Hurd gave the state until September 22 to respond to the lawsuit. A hearing will be held on September 28 to determine whether or not the vaccine requirement is blocked from taking effect pending the outcome of the case.

While many on Twitter were predictably outraged by the ruling, others were happy to see their freedom to choose upheld:

Former New York Governor Andrew Cuomo, in hot water for his handling of the coronavirus pandemic among other things, issued the vaccine mandate for healthcare workers last month.
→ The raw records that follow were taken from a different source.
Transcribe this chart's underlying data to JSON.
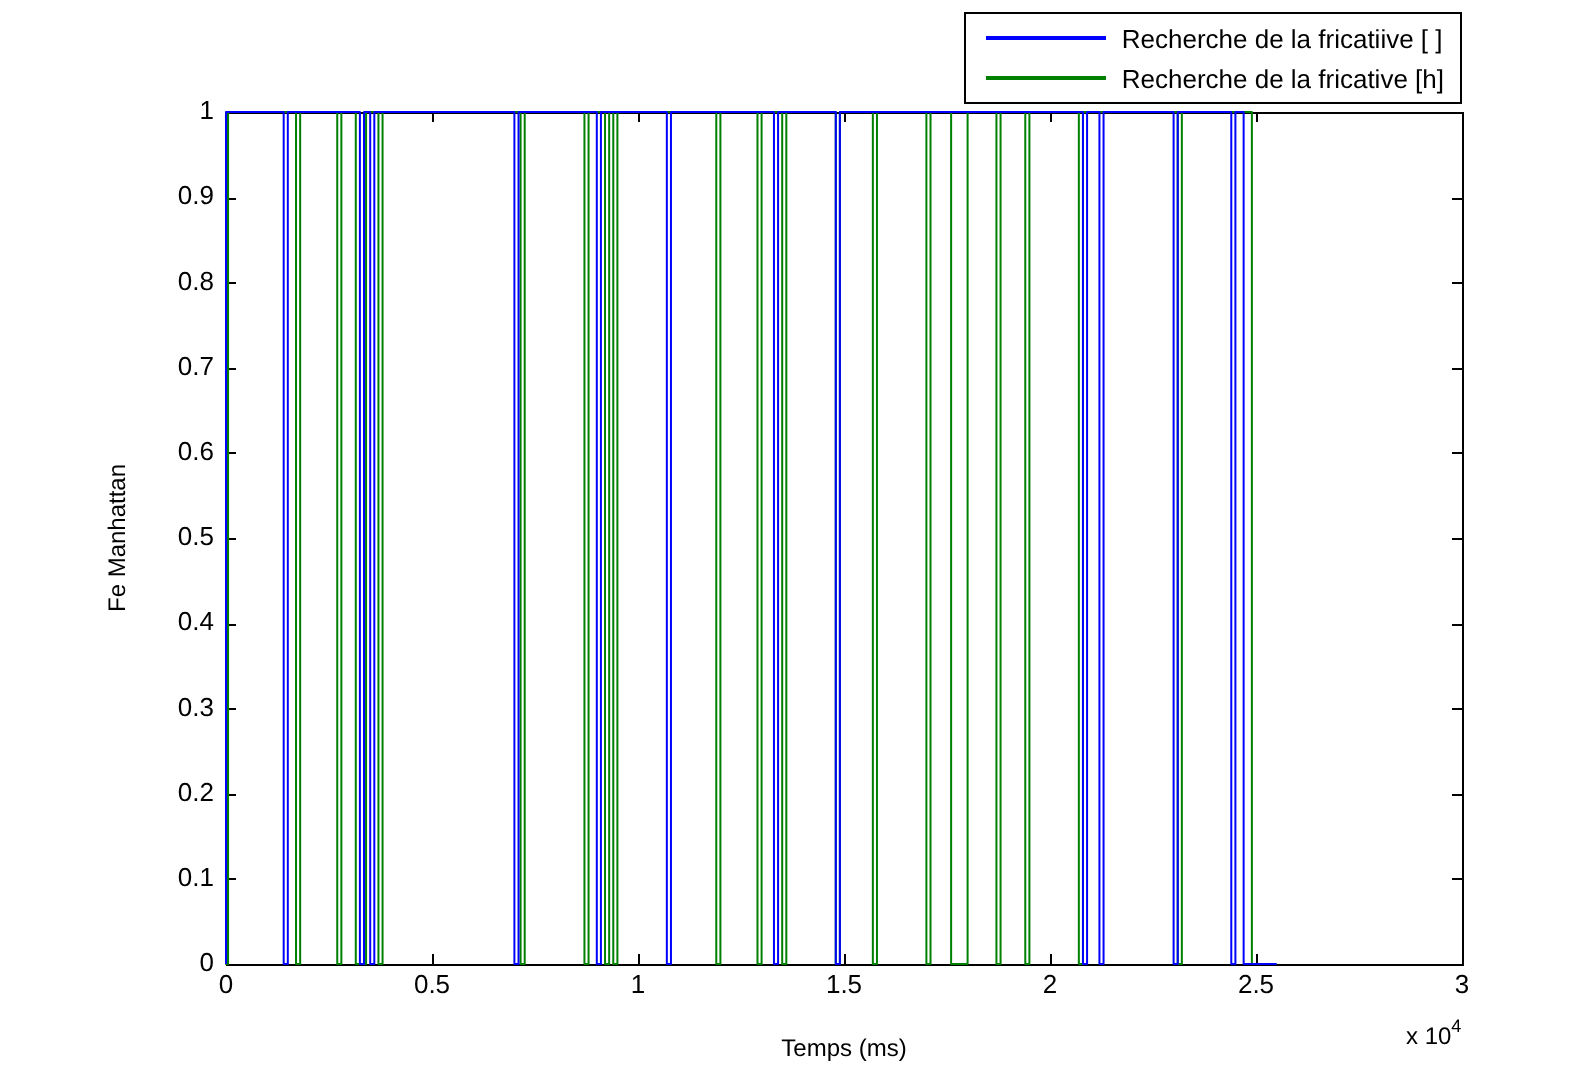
{
  "chart_data": {
    "type": "step",
    "xlabel": "Temps (ms)",
    "ylabel": "Fe Manhattan",
    "xlim": [
      0,
      3
    ],
    "xticks": [
      0,
      0.5,
      1,
      1.5,
      2,
      2.5,
      3
    ],
    "ylim": [
      0,
      1
    ],
    "yticks": [
      0,
      0.1,
      0.2,
      0.3,
      0.4,
      0.5,
      0.6,
      0.7,
      0.8,
      0.9,
      1
    ],
    "legend": "top right",
    "grid": false,
    "annotations": [
      "x 10$^{4}$"
    ],
    "series": [
      {
        "name": "Recherche de la fricatiive [ ]",
        "color": "#0000ff",
        "x": [
          0,
          0.14,
          0.15,
          0.325,
          0.335,
          0.35,
          0.36,
          0.7,
          0.71,
          0.9,
          0.91,
          1.07,
          1.08,
          1.33,
          1.34,
          1.48,
          1.49,
          2.08,
          2.09,
          2.12,
          2.13,
          2.3,
          2.31,
          2.44,
          2.45,
          2.47,
          2.48,
          2.55
        ],
        "values": [
          0,
          1,
          0,
          1,
          0,
          1,
          0,
          1,
          0,
          1,
          0,
          1,
          0,
          1,
          0,
          1,
          0,
          1,
          0,
          1,
          0,
          1,
          0,
          1,
          0,
          1,
          0,
          0
        ]
      },
      {
        "name": "Recherche de la fricative [h]",
        "color": "#008000",
        "x": [
          0,
          0.005,
          0.17,
          0.18,
          0.27,
          0.28,
          0.315,
          0.34,
          0.37,
          0.38,
          0.715,
          0.725,
          0.87,
          0.88,
          0.92,
          0.93,
          0.94,
          0.95,
          1.19,
          1.2,
          1.29,
          1.3,
          1.35,
          1.36,
          1.48,
          1.49,
          1.57,
          1.58,
          1.7,
          1.71,
          1.76,
          1.8,
          1.87,
          1.88,
          1.94,
          1.95,
          2.07,
          2.08,
          2.31,
          2.32,
          2.49,
          2.5,
          2.55
        ],
        "values": [
          1,
          0,
          1,
          0,
          1,
          0,
          1,
          0,
          1,
          0,
          1,
          0,
          1,
          0,
          1,
          0,
          1,
          0,
          1,
          0,
          1,
          0,
          1,
          0,
          1,
          0,
          1,
          0,
          1,
          0,
          1,
          0,
          1,
          0,
          1,
          0,
          1,
          0,
          1,
          0,
          1,
          0,
          0
        ]
      }
    ]
  }
}
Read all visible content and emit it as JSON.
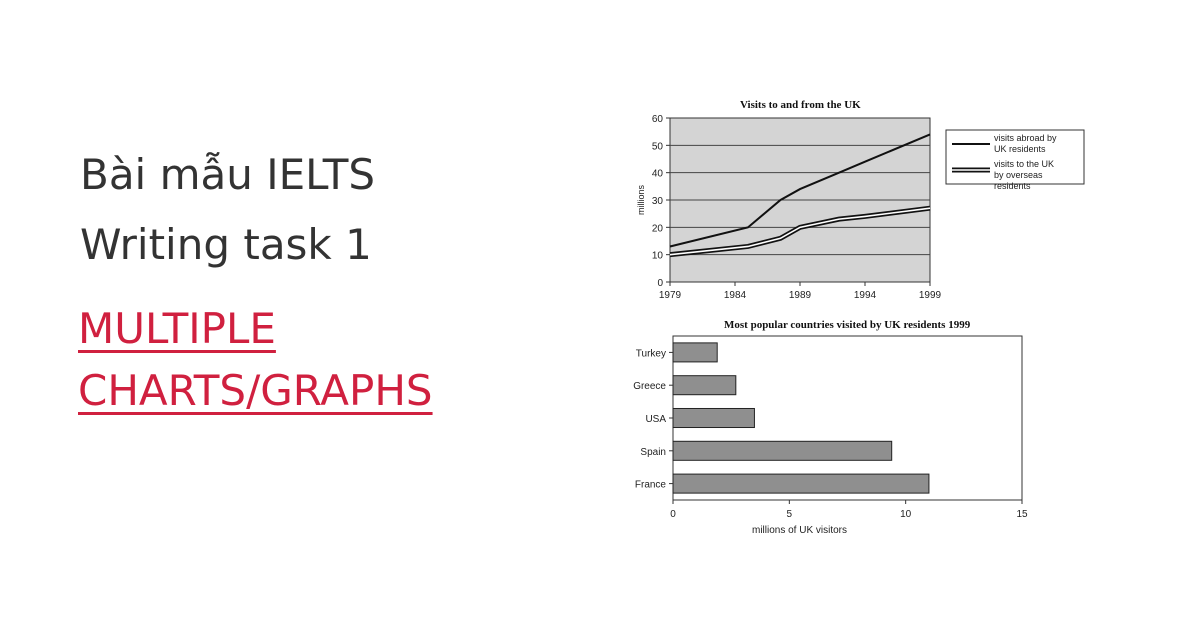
{
  "hero": {
    "line1": "Bài mẫu IELTS",
    "line2": "Writing task 1",
    "sub1": " MULTIPLE",
    "sub2": "CHARTS/GRAPHS"
  },
  "chart_data": [
    {
      "type": "line",
      "title": "Visits to and from the UK",
      "ylabel": "millions",
      "xlabel": "",
      "x": [
        1979,
        1984,
        1985,
        1987.5,
        1989,
        1992,
        1994,
        1999
      ],
      "xticks": [
        "1979",
        "1984",
        "1989",
        "1994",
        "1999"
      ],
      "yticks": [
        "0",
        "10",
        "20",
        "30",
        "40",
        "50",
        "60"
      ],
      "xlim": [
        1979,
        1999
      ],
      "ylim": [
        0,
        60
      ],
      "grid": true,
      "legend_position": "right",
      "series": [
        {
          "name": "visits abroad by UK residents",
          "style": "solid",
          "x": [
            1979,
            1985,
            1987.5,
            1989,
            1992,
            1994,
            1999
          ],
          "values": [
            13,
            20,
            30,
            34,
            40,
            44,
            54
          ]
        },
        {
          "name": "visits to the UK by overseas residents",
          "style": "double",
          "x": [
            1979,
            1985,
            1987.5,
            1989,
            1992,
            1994,
            1999
          ],
          "values": [
            10,
            13,
            16,
            20,
            23,
            24,
            27
          ]
        }
      ],
      "colors": {
        "plot_bg": "#d4d4d4",
        "line": "#111111"
      }
    },
    {
      "type": "bar",
      "orientation": "horizontal",
      "title": "Most popular countries visited by UK residents 1999",
      "xlabel": "millions of UK visitors",
      "ylabel": "",
      "categories": [
        "Turkey",
        "Greece",
        "USA",
        "Spain",
        "France"
      ],
      "values": [
        1.9,
        2.7,
        3.5,
        9.4,
        11
      ],
      "xticks": [
        "0",
        "5",
        "10",
        "15"
      ],
      "xlim": [
        0,
        15
      ],
      "colors": {
        "bar": "#8f8f8f",
        "bar_border": "#222222"
      }
    }
  ]
}
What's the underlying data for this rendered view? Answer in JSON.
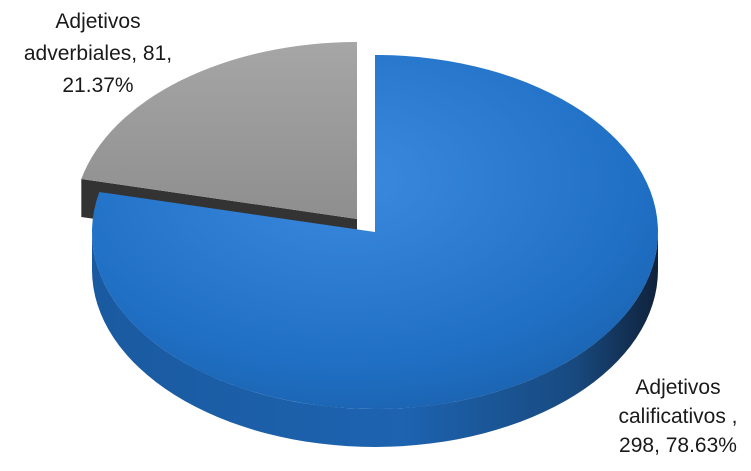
{
  "chart_data": {
    "type": "pie",
    "style": "3d-exploded",
    "legend": "none",
    "slices": [
      {
        "label_lines": [
          "Adjetivos",
          "calificativos ,",
          "298, 78.63%"
        ],
        "value": 298,
        "percent": 78.63,
        "color": "#1f6fc4",
        "exploded": false
      },
      {
        "label_lines": [
          "Adjetivos",
          "adverbiales, 81,",
          "21.37%"
        ],
        "value": 81,
        "percent": 21.37,
        "color": "#9c9c9c",
        "exploded": true
      }
    ]
  }
}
When announced, about 75% of the state’s roughly 450,000 hospital workers were reportedly fully vaccinated.

The New York Attorney General’s office, the lawyers for the plaintiffs, the health department of New York state, and the governor’s office did not immediately respond to requests, according to several outlets.

President Joe Biden announced new federal vaccine mandates last week for all federal workers and some private sector and health care employees, impacting as many as 100 million Americans, according to Reuters.

Many private businesses have already imposed vaccine requirements, but they must offer exemptions to those with a disability or “sincerely held” religious belief according to provisions under the Americans with Disabilities Act (ADA) and Title VII of the Civil Rights Act.

New York City’s municipal unions also saw a win on Tuesday night when a Manhattan Supreme Court judge temporarily blocked Mayor Bill DeBlasio’s vaccine mandate for Department of Education workers that required employees to have at least one vaccine dose by September 27 or face termination, according to the New York Post.

Last week, it was ruled that DOE workers were eligible to apply for medical or religious exemptions from the shot.